Men, women, and children all wore the same style moccasin; only the size differed.

Moccasins were fashioned with tanned buffalo, elk, moose, and deer hides. Later, domestic cowhides were used; a sign of hardship among Native people that meant wild game was scarce. Hides were either white or smoked, depending on their purpose. Everyday moccasins were left plain while decorated ones were used for special occasions.

Before the introduction of seed beads, dyed porcupine quills were used for decoration. An example of quillwork with seed beads appears on CMC V-B-331 a,b. This pair was probably used for special occasions like an "all-smoke ritual," which required the wearer to sit for long periods of time, allowing the beaded soles to be admired. The moccasins also show some traces of red-ochre paint, which indicates that they were used for ceremonial purposes. Since doing quillwork was considered a sacred task, a woman had to go through a brief ceremony of initiation before taking up this art form.

One of the earliest designs used was "miista-tsoka-tuksiin," or mountain design. Other designs included squares, diamonds, bars, slotted bars and stripes, the latter a beaded version of the early quillwork of the straight quill tied-sinew method. Today such designs are called "maah-toohm-moowa-ka-na-sksin," or first designs.

Floral designs were also referred to in this way, even though they were influenced by European motifs (see CMC V-B-351 a,b as an example.) These patterns were done in bilaterally symmetrical form and use geometric designs to depict non-realistic flowers.

During the seed-bead period (1840-1870), beadwork changed in technique and in the use of colour, which allowed the beadworker to produce more intricate forms. Two methods of beadwork were the spot stitch or appliqué and lone stitch or lazy stitch.
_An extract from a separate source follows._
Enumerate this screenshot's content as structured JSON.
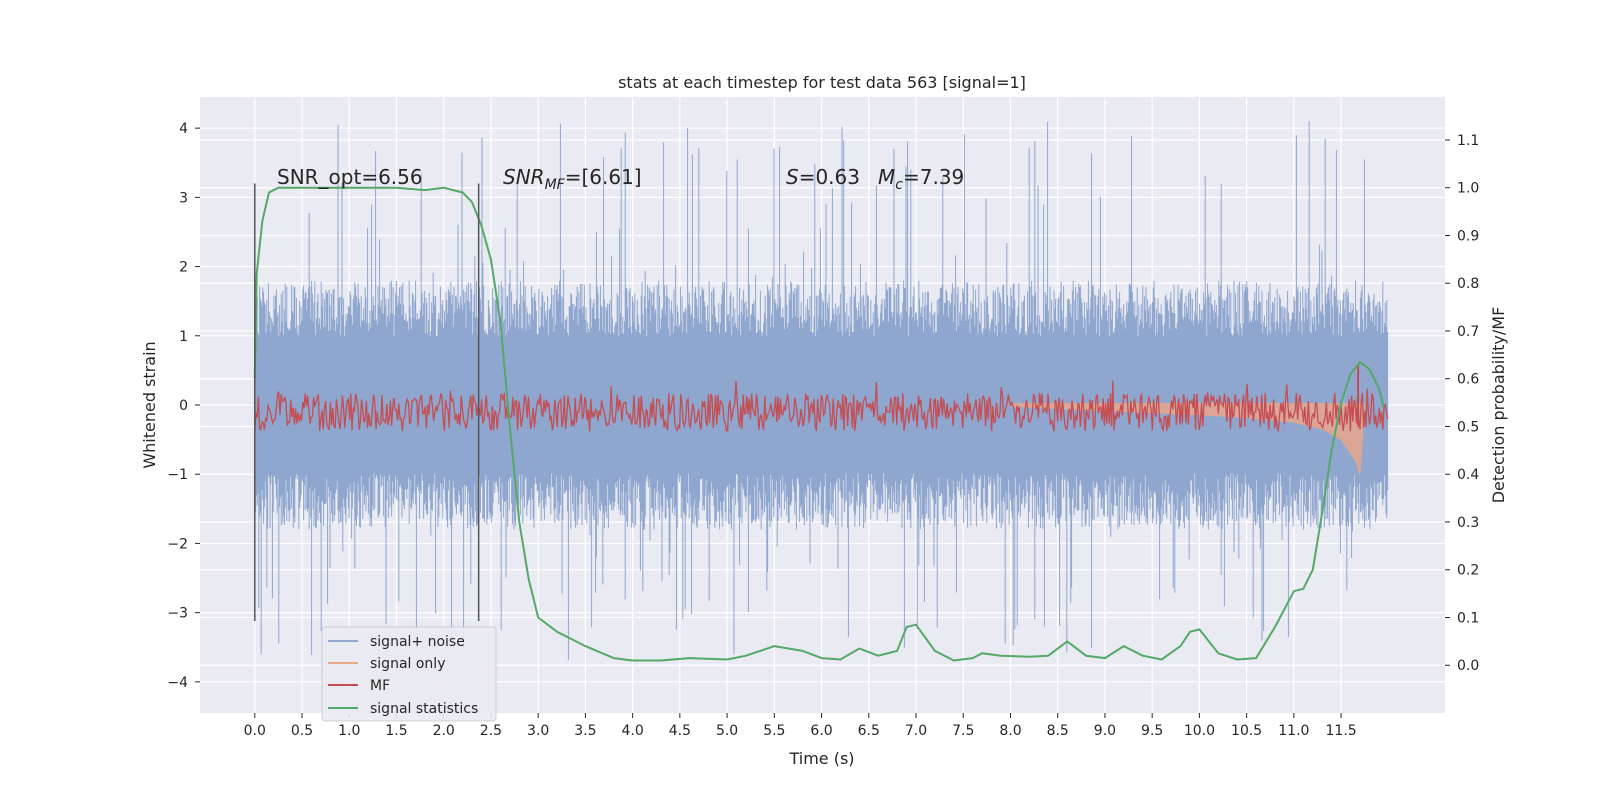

Trade cloth, used on cuffs and fill-in, was also introduced in addition to seed beads. See CMC V-B-429 a,b and V-B-40 a,b for examples where red trade cloth has been used around the cuff. This design, which featured three prongs stemming out from the half circle, is called the three-finger or half-breed design. It is usually filled in with trade cloth; an indication that hides had to be salvaged. The ankle wrap has also been replaced by canvas, another sign of hardship.

By this time, domestic cowhides were being used to make clothing, and rawhides used for hard moccasin soles.

Favoured colours included shades of green, blue, red, white, yellow, pink, black, and sometimes orange. Blue and white were preferred for background beadwork among the Blackfoot (see CMC V-B-432 a, b).

Most of the earlier moccasins had ankle wrap-arounds for both men and women (it was much easier for women's leggings to fit over this additional piece of hide). The lower-cut moccasin became more popular during the 1930s to the 1940s. It is unusual to see beadwork on moccasins such as that on CMC V-B-340 a,b, even though it is a typical geometric design.

Contemporary moccasins rarely use traditional patterns and materials, as most designs are borrowed from other North American tribes. Still, a few moccasins being produced by both male and female beadworkers today continue to follow the old designs. See CMC V-B-606 a, b and CMC V-B-591 a, b for good examples of the mountain design, a blue background, and a traditional Blackfoot floral design.